Rex Howard Harrington, (born October 30, 1962, in Peterborough, Ontario) is a Canadian ballet dancer. In 2000, he was made an Officer of the Order of Canada. In 2005, he was inducted into Canada's Walk of Fame. In 2006, he was awarded an honorary doctorate by York University and was made a Fellow of the Royal Society of Canada. He is currently artist-in-residence at the National Ballet of Canada, and is a board member of the Dancer Transition Resource Centre.

==Dance career==
Harrington studied at Canada's National Ballet School. He joined the National Ballet of Canada in 1983 and became a principal dancer in 1988. He partnered with many renowned ballerinas such as Ekaterina Maximova, Carla Fracci, Karen Kain, Veronica Tennant, Alessandra Ferri, Susan Jaffe and Evelyn Hart. He has also performed with such companies as La Scala Theatre Ballet, San Francisco Ballet, Royal Winnipeg Ballet, and Stuttgart Ballet. Harrington's classical roles include Romeo in Romeo and Juliet, Basilio in Don Quixote, Kastchei in The Firebird, Eugene Onegin in Onegin, and Apollo in Balanchine's Apollo. James Kudelka created several roles for Harrington, including Rothbart in Swan Lake (1999), Peter/The Nutcracker in The Nutcracker (1995), and the central role in The Four Seasons (1997). Choreographer Glen Tetley also created the roles of Lewis Carroll in Alice (1992) and The Young Gentleman in La Ronde (1988) for Harrington.

Harrington retired from the stage in 2004, although he came out of retirement to dance the role of Prince Gremin in the National Ballet of Canada's 2010 production of Onegin.

==Film, television and theatre==
Harrington has appeared in Norman Jewison's The January Man, as well as the film adaptation of The Four Seasons, for which he won a Gemini Award in 2000. Harrington's television credits include the CBC Television specials Karen Kain: Dancing in the Moment and Wild Hearts in Strange Times, featuring dance artist Margie Gillis.
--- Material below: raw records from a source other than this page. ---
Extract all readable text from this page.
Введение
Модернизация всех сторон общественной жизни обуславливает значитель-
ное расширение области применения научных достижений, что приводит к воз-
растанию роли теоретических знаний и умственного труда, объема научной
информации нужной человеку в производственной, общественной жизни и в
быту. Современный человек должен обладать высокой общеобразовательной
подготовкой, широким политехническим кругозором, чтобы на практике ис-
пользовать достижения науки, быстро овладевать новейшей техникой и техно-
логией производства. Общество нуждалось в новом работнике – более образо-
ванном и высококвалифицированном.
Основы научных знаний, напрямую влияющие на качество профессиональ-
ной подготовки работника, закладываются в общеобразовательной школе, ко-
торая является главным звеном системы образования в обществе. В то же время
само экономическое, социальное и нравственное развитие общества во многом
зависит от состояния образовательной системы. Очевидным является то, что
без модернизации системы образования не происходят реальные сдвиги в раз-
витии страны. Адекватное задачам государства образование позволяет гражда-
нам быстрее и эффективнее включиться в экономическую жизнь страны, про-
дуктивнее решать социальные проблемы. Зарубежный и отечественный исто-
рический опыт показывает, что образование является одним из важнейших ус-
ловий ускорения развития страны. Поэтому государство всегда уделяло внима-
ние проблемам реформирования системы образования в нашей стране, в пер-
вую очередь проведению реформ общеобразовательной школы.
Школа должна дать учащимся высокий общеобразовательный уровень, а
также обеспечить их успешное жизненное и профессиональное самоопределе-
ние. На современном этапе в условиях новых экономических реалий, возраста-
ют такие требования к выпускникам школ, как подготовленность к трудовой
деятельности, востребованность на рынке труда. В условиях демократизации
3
In 2002, Harrington made his musical theatre debut in Robin Hood at Toronto's Winter Garden Theatre.

In 2004, he had a guest role in an episode of Queer as Folk.
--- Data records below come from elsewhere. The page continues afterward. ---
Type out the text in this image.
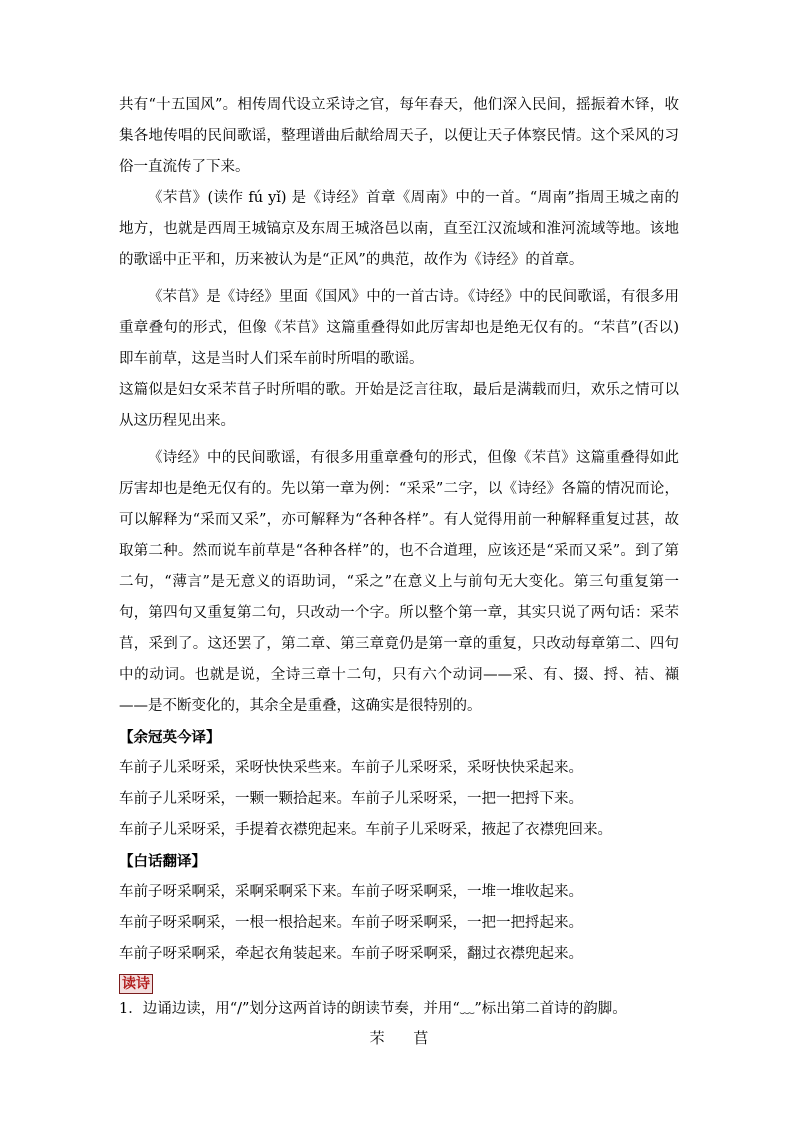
共有“十五国风”。相传周代设立采诗之官，每年春天，他们深入民间，摇振着木铎，收集各地传唱的民间歌谣，整理谱曲后献给周天子，以便让天子体察民情。这个采风的习俗一直流传了下来。

《芣苢》(读作 fú yǐ) 是《诗经》首章《周南》中的一首。“周南”指周王城之南的地方，也就是西周王城镐京及东周王城洛邑以南，直至江汉流域和淮河流域等地。该地的歌谣中正平和，历来被认为是“正风”的典范，故作为《诗经》的首章。

《芣苢》是《诗经》里面《国风》中的一首古诗。《诗经》中的民间歌谣，有很多用重章叠句的形式，但像《芣苢》这篇重叠得如此厉害却也是绝无仅有的。“芣苢”(否以)即车前草，这是当时人们采车前时所唱的歌谣。

这篇似是妇女采芣苢子时所唱的歌。开始是泛言往取，最后是满载而归，欢乐之情可以从这历程见出来。

《诗经》中的民间歌谣，有很多用重章叠句的形式，但像《芣苢》这篇重叠得如此厉害却也是绝无仅有的。先以第一章为例：“采采”二字，以《诗经》各篇的情况而论，可以解释为“采而又采”，亦可解释为“各种各样”。有人觉得用前一种解释重复过甚，故取第二种。然而说车前草是“各种各样”的，也不合道理，应该还是“采而又采”。到了第二句，“薄言”是无意义的语助词，“采之”在意义上与前句无大变化。第三句重复第一句，第四句又重复第二句，只改动一个字。所以整个第一章，其实只说了两句话：采芣苢，采到了。这还罢了，第二章、第三章竟仍是第一章的重复，只改动每章第二、四句中的动词。也就是说，全诗三章十二句，只有六个动词——采、有、掇、捋、袺、襭——是不断变化的，其余全是重叠，这确实是很特别的。

【余冠英今译】

车前子儿采呀采，采呀快快采些来。车前子儿采呀采，采呀快快采起来。

车前子儿采呀采，一颗一颗拾起来。车前子儿采呀采，一把一把捋下来。

车前子儿采呀采，手提着衣襟兜起来。车前子儿采呀采，掖起了衣襟兜回来。

【白话翻译】

车前子呀采啊采，采啊采啊采下来。车前子呀采啊采，一堆一堆收起来。

车前子呀采啊采，一根一根拾起来。车前子呀采啊采，一把一把捋起来。

车前子呀采啊采，牵起衣角装起来。车前子呀采啊采，翻过衣襟兜起来。

读诗

1．边诵边读，用“/”划分这两首诗的朗读节奏，并用“﹏”标出第二首诗的韵脚。

芣 苢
Harrington was also a recurring guest judge on So You Think You Can Dance Canada. In summer 2014, Rex appeared as a contestant with his fiancé, Bob Hope, on the second season of The Amazing Race Canada, where he finished 7th.

==Advocacy==
Harrington's mother, who first encouraged him to dance, has schizophrenia. He has spoken out against the stigma attached to mental illness, most notably through the "Transforming Lives" campaign of the Centre for Addiction and Mental Health in Toronto.